I don’t like Clojure destructuring putting map keys after the vars to bind them to. There must’ve been some really compelling reason to do it this way, but oh god, it’s extremely broken and unjustifiable to me.
JS got it right.
I don’t like Clojure destructuring putting map keys after the vars to bind them to. There must’ve been some really compelling reason to do it this way, but oh god, it’s extremely broken and unjustifiable to me.
JS got it right.
@muhanga @aartaka Presumably referring to this:
(let [{resp-body :body} {:status 200 :body "Hello World"}]
resp-body) ; => "Hello World"
I imagine it feels odd because the (binding) key / val are reversed from the data being bound. (`[{a :a} {:a 1}]`).
Not entirely obvious to me that that *couldn't* have been done in the other order. OTOH, it does feel natural to keep the bound names to the left in a binding form.
@camdez @aartaka
Yeah, ouch, my brain really did not like this, so I can fully understand not liking this.
And this is why I removed knowledge from my head about this de-structuring pattern even existing in the clojure.

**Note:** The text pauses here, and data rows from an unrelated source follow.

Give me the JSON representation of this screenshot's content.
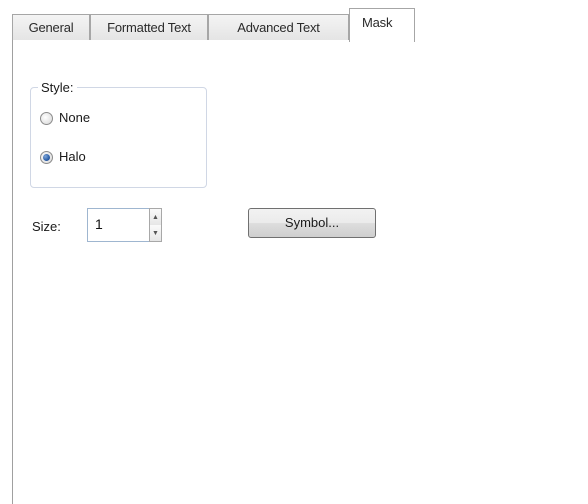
{
  "tabs": [
    {
      "label": "General",
      "active": false
    },
    {
      "label": "Formatted Text",
      "active": false
    },
    {
      "label": "Advanced Text",
      "active": false
    },
    {
      "label": "Mask",
      "active": true
    }
  ],
  "style_group": {
    "legend": "Style:",
    "options": [
      {
        "label": "None",
        "checked": false
      },
      {
        "label": "Halo",
        "checked": true
      }
    ]
  },
  "size": {
    "label": "Size:",
    "value": "1"
  },
  "symbol_button": {
    "label": "Symbol..."
  },
  "colors": {
    "panel_border": "#a0a0a0",
    "radio_checked": "#2b5ea8",
    "group_border": "#d0d7e5"
  },
  "icons": {
    "spin_up": "up-arrow-icon",
    "spin_down": "down-arrow-icon"
  }
}
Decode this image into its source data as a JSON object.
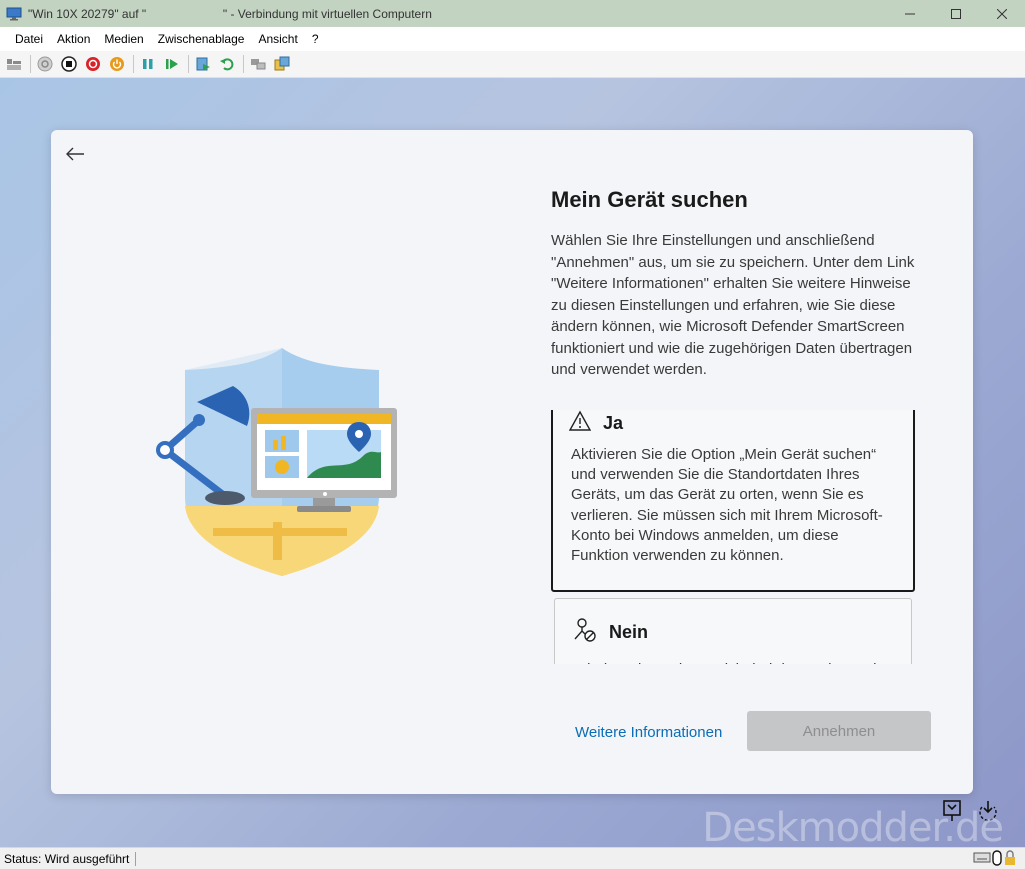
{
  "window": {
    "title": "\"Win 10X 20279\" auf \"                       \" - Verbindung mit virtuellen Computern"
  },
  "menu": {
    "items": [
      "Datei",
      "Aktion",
      "Medien",
      "Zwischenablage",
      "Ansicht",
      "?"
    ]
  },
  "toolbar": {
    "icons": [
      "ctrl-alt-del-icon",
      "start-icon",
      "stop-icon",
      "shutdown-icon",
      "power-icon",
      "pause-icon",
      "resume-icon",
      "checkpoint-icon",
      "revert-icon",
      "enhanced-session-icon",
      "share-icon"
    ]
  },
  "oobe": {
    "title": "Mein Gerät suchen",
    "description": "Wählen Sie Ihre Einstellungen und anschließend \"Annehmen\" aus, um sie zu speichern. Unter dem Link \"Weitere Informationen\" erhalten Sie weitere Hinweise zu diesen Einstellungen und erfahren, wie Sie diese ändern können, wie Microsoft Defender SmartScreen funktioniert und wie die zugehörigen Daten übertragen und verwendet werden.",
    "options": [
      {
        "title": "Ja",
        "description": "Aktivieren Sie die Option „Mein Gerät suchen“ und verwenden Sie die Standortdaten Ihres Geräts, um das Gerät zu orten, wenn Sie es verlieren. Sie müssen sich mit Ihrem Microsoft-Konto bei Windows anmelden, um diese Funktion verwenden zu können."
      },
      {
        "title": "Nein",
        "description": "Windows kann Ihnen nicht bei der Suche nach Ihrem Gerät helfen."
      }
    ],
    "more_info": "Weitere Informationen",
    "accept": "Annehmen"
  },
  "watermark": "Deskmodder.de",
  "status": {
    "text": "Status: Wird ausgeführt"
  },
  "colors": {
    "accent_link": "#0a6db5",
    "titlebar": "#c3d3c1"
  }
}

Most of the time the `{:keys [body]} m` de-structuring should work for me, when it don't I would say I am doing something clearly beyond my level of comprehension and I should probably stop.
@aartaka @muhanga Weird string keys are definitely annoying… once you’ve gone down the keyword route, you sure wish everyone else had too.
The destructuring syntax honestly doesn’t bother me anymore (after years of using it, to be fair), though it does get hard to read with a lot of nesting, and I occasionally battle with myself about how I want to indent it (being a person who usually likes to align keys across lines).